House Republicans will make no decision on next steps until the Senate finally acts, at which point the leadership will convene the entire conference and make a party-wide decision, said a person familiar with the planning. The aim is to avoid a repeat of the Harry Reid-dubbed "mother of all debacles" that was Plan B, which was concocted by the Republican leadership and delivered to the conference, which publicly rejected it.
The estate tax, which had been a sticking point, will be raised slightly. Currently, it stands at 35 percent on a $5 million threshold. That would be raised to 40 percent, again on a $5 million threshold, which would raise an estimated $25 billion in revenue over 10 years.
Tax benefits would also decrease for high-income earners, with respect to their personal exemptions and itemized deductions. Under the deal being negotiated, the personal exemption phase-out would be capped at $375,000 for individual filers and $425,000 for joint filers. The limitation on itemized deductions would be set at $250,000 and $300,000 respectively. What this means, in basic terms, is that above those income levels, the value of exemptions and deductions goes down and the tax bill paid by those taking the exemptions and deductions goes up. These provisions would raise an estimated $185 billion over 10 years.

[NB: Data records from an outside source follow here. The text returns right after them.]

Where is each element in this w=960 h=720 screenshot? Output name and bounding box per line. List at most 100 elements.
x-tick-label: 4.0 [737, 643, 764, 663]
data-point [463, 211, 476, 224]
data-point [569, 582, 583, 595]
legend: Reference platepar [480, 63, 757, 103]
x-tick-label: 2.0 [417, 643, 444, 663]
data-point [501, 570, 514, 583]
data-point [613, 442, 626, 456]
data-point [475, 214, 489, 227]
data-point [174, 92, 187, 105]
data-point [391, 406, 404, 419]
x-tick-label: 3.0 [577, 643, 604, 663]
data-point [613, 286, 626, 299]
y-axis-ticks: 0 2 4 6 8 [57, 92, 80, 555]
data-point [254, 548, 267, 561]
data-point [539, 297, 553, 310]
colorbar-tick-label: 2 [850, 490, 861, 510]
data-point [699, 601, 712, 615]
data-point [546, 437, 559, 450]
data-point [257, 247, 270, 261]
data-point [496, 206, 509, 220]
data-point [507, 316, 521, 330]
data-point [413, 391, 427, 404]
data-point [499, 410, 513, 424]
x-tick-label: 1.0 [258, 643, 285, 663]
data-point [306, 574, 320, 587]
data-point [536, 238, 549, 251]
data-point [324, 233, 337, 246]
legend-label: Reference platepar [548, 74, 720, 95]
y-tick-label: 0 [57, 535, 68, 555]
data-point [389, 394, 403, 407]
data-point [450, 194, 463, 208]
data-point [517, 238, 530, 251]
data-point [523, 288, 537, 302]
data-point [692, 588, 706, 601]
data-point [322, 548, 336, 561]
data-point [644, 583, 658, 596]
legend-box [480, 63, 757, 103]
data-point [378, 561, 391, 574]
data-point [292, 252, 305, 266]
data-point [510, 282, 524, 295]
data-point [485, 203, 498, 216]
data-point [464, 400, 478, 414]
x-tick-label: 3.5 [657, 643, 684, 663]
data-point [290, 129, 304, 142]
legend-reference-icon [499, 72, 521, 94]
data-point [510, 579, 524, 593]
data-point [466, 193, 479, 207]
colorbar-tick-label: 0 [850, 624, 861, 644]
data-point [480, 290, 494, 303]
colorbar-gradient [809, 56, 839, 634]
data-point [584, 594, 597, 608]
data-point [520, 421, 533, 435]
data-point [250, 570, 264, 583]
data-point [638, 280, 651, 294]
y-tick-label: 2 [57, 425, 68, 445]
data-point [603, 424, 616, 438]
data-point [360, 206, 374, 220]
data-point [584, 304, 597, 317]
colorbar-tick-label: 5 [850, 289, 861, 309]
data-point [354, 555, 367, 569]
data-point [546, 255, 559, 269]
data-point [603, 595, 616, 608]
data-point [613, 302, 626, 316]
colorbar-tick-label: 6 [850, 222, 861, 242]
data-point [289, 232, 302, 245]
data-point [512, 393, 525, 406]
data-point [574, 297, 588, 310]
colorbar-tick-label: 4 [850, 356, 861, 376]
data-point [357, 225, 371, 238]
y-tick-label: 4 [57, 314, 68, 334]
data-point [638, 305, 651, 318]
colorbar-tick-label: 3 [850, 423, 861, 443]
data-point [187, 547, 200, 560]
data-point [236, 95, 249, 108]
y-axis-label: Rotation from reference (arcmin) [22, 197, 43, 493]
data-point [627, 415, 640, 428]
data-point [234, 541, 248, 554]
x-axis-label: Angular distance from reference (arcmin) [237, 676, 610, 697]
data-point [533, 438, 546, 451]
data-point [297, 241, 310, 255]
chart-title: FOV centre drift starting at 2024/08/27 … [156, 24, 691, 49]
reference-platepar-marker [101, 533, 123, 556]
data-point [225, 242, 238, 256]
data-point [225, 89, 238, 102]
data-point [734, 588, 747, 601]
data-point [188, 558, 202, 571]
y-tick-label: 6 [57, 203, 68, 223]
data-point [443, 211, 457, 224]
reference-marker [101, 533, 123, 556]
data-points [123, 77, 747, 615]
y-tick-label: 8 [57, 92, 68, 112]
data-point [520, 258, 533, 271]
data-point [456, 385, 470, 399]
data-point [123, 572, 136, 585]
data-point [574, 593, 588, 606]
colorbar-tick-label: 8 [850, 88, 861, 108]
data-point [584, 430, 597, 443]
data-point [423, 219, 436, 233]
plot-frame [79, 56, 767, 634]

The deal being negotiated would, in addition, include a permanent patch to the alternative minimum tax, which was designed to ensure that the wealthy paid a share of taxes, but could engulf millions of middle-class earners if left untouched.
The deal would include a five-year extension of stimulative tax policies, such as the Earned Income Tax Credit, the Child Tax Credit and the college credit expansions. Democrats are counting $135 billion in savings here because they are not extending these policies over a ten year window (the savings come from letting the policies lapse in years five through 10). It's an accounting gimmick that the White House hasn't made itself, in part out of a belief that the provisions will likely be extended beyond 2017.
The deal would also include a one-year extension of the 50 percent bonus depreciation provision introduced in the American Recovery Act, which enables small businesses to deduct up to $250,000 of the cost of machinery and other equipment.
There are still major areas of disagreement to be negotiated. For example, the deal calls for a one-year resolution to the so-called doc-fix, which adjusts the amount of money doctors receive for taking Medicare patients. But as of Monday morning, there was no agreement on how to pay for it.
Both sides had also agreed that unemployment insurance should be extended for one year, affecting an estimated 2 million recipients. But again, there was a dispute over how to cover the $30 billion cost.
While those issues remain unresolved, questions also loomed over whether there was enough support among lawmakers to see the deal through.
A top Democratic Senate aide, wondering why Democrats are panicked at the prospect of a deal that keeps Bush-era tax rates for income higher than $250,000 when the House couldn't even pass one that keeps them for $1 million in income, noted that whatever happens in the Senate still needs to be dealt with by House Speaker John Boehner (R-Ohio). "What I want to know is: if Boehner couldn't get $1 million through the House and now McConnell is caving at $450,000, then how does Boehner deal with this?"